Tetapi, ada yang miliki pikiran kalaupun nikah siri ini dapat menahan berlangsungnya sejumlah hal yang tak dikehendaki seperti hamil di luar nikah.

Berikut di bawah ini ialah sejumlah bukti tentang nikah siri yang telah Kami rangkai untuk kalian. Yok, dilihat!

1. Secara Umum Penjelasan Nikah Siri Berikut

Pernikahan jadi moment berbahagia yang gak terabaikan buat banyak pasangan. Di Indonesia, pernikahan harus sah di mata agama dan negara.

Pernikahan yang sah di mata negara sudah tentu pernikahan yang terdaftar di Kantor Soal Agama (KUA) serta Kantor Catatan Sipil.

Sementara pernikahan tak sah dimaksud dengan nikah siri. Ini yakni pernikahan yang syah secara agama, tetapi tidak resmi di mata negara dan hukum.

Sebab, pernikahan itu tidak tercantum di KUA serta Kantor Catatan Sipil.

Nikah siri sendiri berawal dari bahasa Arab ialah sirri yang ini berarti rahasia. Sehingga  dapat diasumsikan bila pernikahan yang sedang dilakukan ini harus secara rahasia.

Rahasia di sini tujuannya bukan tidak dipahami oleh beberapa orang, tetapi cuman dikenali oleh keluarga dekat dan keluarga.

Merilis web sah Binmas Islam Kemenag, ada sejumlah argumen pasangan memutuskan pernikahan siri, salah satunya:

  1. Menungu hari yang pas untuk melakukan pernikahan terdaftar di KUA
  2. Kedua sebelah pihak atau satu diantara faksi calon mempelai tidak siap karena masih sekolah/kuliah
  3. Kedua atau salah satu diantaranya faksi calon mempelai belumlah cukup usia/dewasa
  4. Sebagai pemecahan untuk mendapati anak kalau dengan istri yang ada tidak dikarunia anak
  5. Melegalkan secara agama untuk lelaki yang telah beristri sebab kesusahan memohon ijin ke istri pertama kalinya

2. bagaimana Hukum Negara serta Agama Melihat Nikah Siri

Di Indonesia, lumayan banyak orang yang kerjakan nikah siri. Oleh karenanya, ada ketetapan hukum yang atur terkait nikah siri di Indoensia ini.

Menurut situs hukumonline.com, hukum pernikahan ditata dalam Undang-undang Perkawinan No. 1 Tahun 1974 Pasal 2 yang keluarkan bunyi seperti berikut:

  1. Perkawinan merupakan resmi bila dilaksanakan menurut hukum masing-masing kepercayaannya itu dan agamanya.
  2. Tiap-tiap perkawinan dicatat menurut perundang-undangan yang berlaku.

Dari undang-undang di atas, sebetulnya, nikah siri dipastikan resmi berdasar agama, namun tak resmi di mata negara.

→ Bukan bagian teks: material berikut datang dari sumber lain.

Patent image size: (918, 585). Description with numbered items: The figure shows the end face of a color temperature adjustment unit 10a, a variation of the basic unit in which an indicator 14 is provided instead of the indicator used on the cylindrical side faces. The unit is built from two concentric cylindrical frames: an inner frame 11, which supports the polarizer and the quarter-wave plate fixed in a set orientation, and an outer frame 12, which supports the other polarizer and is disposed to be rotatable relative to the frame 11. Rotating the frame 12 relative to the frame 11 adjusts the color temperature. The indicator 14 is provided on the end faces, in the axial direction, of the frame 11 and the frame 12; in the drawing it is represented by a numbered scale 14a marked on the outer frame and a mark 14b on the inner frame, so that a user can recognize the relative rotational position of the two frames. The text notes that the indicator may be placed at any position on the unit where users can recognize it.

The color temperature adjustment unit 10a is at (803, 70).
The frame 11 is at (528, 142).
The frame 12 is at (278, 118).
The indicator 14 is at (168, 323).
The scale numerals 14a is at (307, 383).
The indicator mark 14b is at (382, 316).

Karena tak ada akte nikah dan beberapa surat sah yang berkaitan keabsahan pernikahan.

Nikah siri sebetulnya ialah perihal yang tak direkomendasi oleh dijalankan pasangan yang bisa menikah.

Menikah dengan absah di mata agama serta hukum pastinya akan baik.

Sejumlah ini yakni imbas yang hendak didapat apabila mengerjakan nikah siri, ialah:

3. Fakta-Fakta Nikah Siri Yang berlangsung dalam masyarakat

Berkaitan banyak orang-orang yang lakukan pernikahan siri di Indonesia, karenanya Mams harus tahu bukti-bukti nikah siri di Indonesia, yakni:

•          Nikah Siri Rata-rata Berdasar Ekonomi

•          Nikah siri karena file kriteria belum bersiap

•          Nikah siri karena ingin meningkatkan istri

•          Nikah Siri sambil tunggu proses pernikahan sah Negara

Efek Negatif Nikah Sirih di Indonesia Biarpun nikah siri dipandang resmi berdasarkan agama, namun nyatanya ada pengaruh negatif yang dapat disebabkan.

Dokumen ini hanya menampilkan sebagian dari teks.